Apakah Doa Bisa Mengubah Ketentuan Allah

Tanya:
Jawab:
Membenarkan dan mengakui adanya Qadha dan Qadar merupakan salah satu rukun keyakinan, dan yang telah ditentukan dan ditetapkan Allah, pasti terjadi. Dan kita akan dihisab oleh Alah atas pilihan kita, melaksanakan amal yang shalih atau amal yang jelek, bukan dihisab atas ketentuan-Nya pada kita sejak azali.

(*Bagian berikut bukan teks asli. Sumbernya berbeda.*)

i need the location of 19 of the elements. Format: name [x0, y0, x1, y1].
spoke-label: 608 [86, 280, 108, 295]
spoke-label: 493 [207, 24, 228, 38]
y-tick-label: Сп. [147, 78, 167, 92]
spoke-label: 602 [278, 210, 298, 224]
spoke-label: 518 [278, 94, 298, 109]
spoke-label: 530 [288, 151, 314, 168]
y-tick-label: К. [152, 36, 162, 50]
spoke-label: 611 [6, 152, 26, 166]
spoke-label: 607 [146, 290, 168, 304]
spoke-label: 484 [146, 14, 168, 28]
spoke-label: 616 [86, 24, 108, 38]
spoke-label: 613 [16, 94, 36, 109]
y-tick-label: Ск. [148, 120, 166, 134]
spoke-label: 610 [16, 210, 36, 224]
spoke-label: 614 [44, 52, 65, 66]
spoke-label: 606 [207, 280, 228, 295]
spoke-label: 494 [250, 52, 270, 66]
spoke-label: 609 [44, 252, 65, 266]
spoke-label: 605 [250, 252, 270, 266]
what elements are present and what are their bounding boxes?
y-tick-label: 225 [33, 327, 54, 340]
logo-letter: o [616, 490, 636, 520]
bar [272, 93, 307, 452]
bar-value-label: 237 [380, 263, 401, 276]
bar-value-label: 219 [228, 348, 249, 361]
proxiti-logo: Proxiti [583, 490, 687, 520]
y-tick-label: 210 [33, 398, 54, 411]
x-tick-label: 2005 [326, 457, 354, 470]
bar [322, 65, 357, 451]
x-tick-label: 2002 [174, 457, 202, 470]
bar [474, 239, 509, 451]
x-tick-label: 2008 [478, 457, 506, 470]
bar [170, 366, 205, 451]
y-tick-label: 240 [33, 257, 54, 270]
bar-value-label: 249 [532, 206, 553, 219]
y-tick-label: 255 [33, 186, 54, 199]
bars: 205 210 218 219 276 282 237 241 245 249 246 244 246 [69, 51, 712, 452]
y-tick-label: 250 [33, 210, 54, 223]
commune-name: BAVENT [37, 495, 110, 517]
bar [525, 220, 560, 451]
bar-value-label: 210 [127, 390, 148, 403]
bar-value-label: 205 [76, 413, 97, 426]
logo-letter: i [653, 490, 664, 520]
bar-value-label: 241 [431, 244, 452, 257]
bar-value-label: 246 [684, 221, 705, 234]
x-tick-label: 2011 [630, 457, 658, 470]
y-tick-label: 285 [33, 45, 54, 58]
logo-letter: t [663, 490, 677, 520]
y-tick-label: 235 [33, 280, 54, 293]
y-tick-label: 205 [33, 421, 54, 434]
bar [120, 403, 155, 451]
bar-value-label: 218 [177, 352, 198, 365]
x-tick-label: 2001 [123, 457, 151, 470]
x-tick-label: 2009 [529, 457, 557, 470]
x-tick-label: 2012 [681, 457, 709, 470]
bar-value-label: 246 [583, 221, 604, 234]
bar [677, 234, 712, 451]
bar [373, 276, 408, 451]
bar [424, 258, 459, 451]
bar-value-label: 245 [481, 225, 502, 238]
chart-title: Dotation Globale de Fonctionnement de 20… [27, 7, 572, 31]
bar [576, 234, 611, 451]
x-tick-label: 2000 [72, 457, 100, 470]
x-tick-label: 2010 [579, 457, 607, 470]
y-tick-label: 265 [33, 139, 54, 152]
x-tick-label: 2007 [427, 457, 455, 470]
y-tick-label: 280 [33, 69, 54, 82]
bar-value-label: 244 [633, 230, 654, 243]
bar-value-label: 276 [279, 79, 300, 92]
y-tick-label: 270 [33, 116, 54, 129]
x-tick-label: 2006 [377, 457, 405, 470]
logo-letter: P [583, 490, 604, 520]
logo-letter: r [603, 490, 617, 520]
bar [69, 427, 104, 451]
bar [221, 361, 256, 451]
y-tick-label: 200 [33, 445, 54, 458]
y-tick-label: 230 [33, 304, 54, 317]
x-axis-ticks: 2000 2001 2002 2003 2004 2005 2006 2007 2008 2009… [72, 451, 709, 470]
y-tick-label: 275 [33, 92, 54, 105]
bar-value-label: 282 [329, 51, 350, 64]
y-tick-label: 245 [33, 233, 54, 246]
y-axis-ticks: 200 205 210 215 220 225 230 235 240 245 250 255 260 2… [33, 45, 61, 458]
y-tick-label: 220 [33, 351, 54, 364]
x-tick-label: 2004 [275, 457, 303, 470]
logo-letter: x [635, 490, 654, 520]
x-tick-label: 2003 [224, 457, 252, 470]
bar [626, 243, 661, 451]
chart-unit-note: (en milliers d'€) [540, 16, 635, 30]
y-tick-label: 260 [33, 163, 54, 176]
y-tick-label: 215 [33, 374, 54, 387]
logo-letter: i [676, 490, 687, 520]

Rasulullah shallallahu ‘alaihi wa sallam bersabda:

إِذَا الْتَقَى الْمُسْلِمَانِ بِسَيْفَيْهِمَا فَالْقَاتِلُ وَالْمَقْتُولُ فِي النَّارِ، فَقُلْتُ: يَا رَسُولَ اللهِ هَذَا الْقَاتِلُ فَمَا بَالُ الْمَقْتُولِ؟ قَالَ: إِنَّهُ كَانَ حَرِيصًا عَلَى قَتْلِ صَاحِبِهِ
Artinya: “Jika dua orang muslim berjumpa untuk saling bunuh dengan pedang mereka, maka yang membunuh dan yang terbunuh sama-sama di neraka.” Saya bertanya, “Wahai Rasulullah, bila yang membunuh wajar, lalu mengapa yang terbunuh juga masuk neraka?” Rasul menjawab, “Dia bantu-membantu juga berhasrat membunuh temannya.” (HR. Muslim)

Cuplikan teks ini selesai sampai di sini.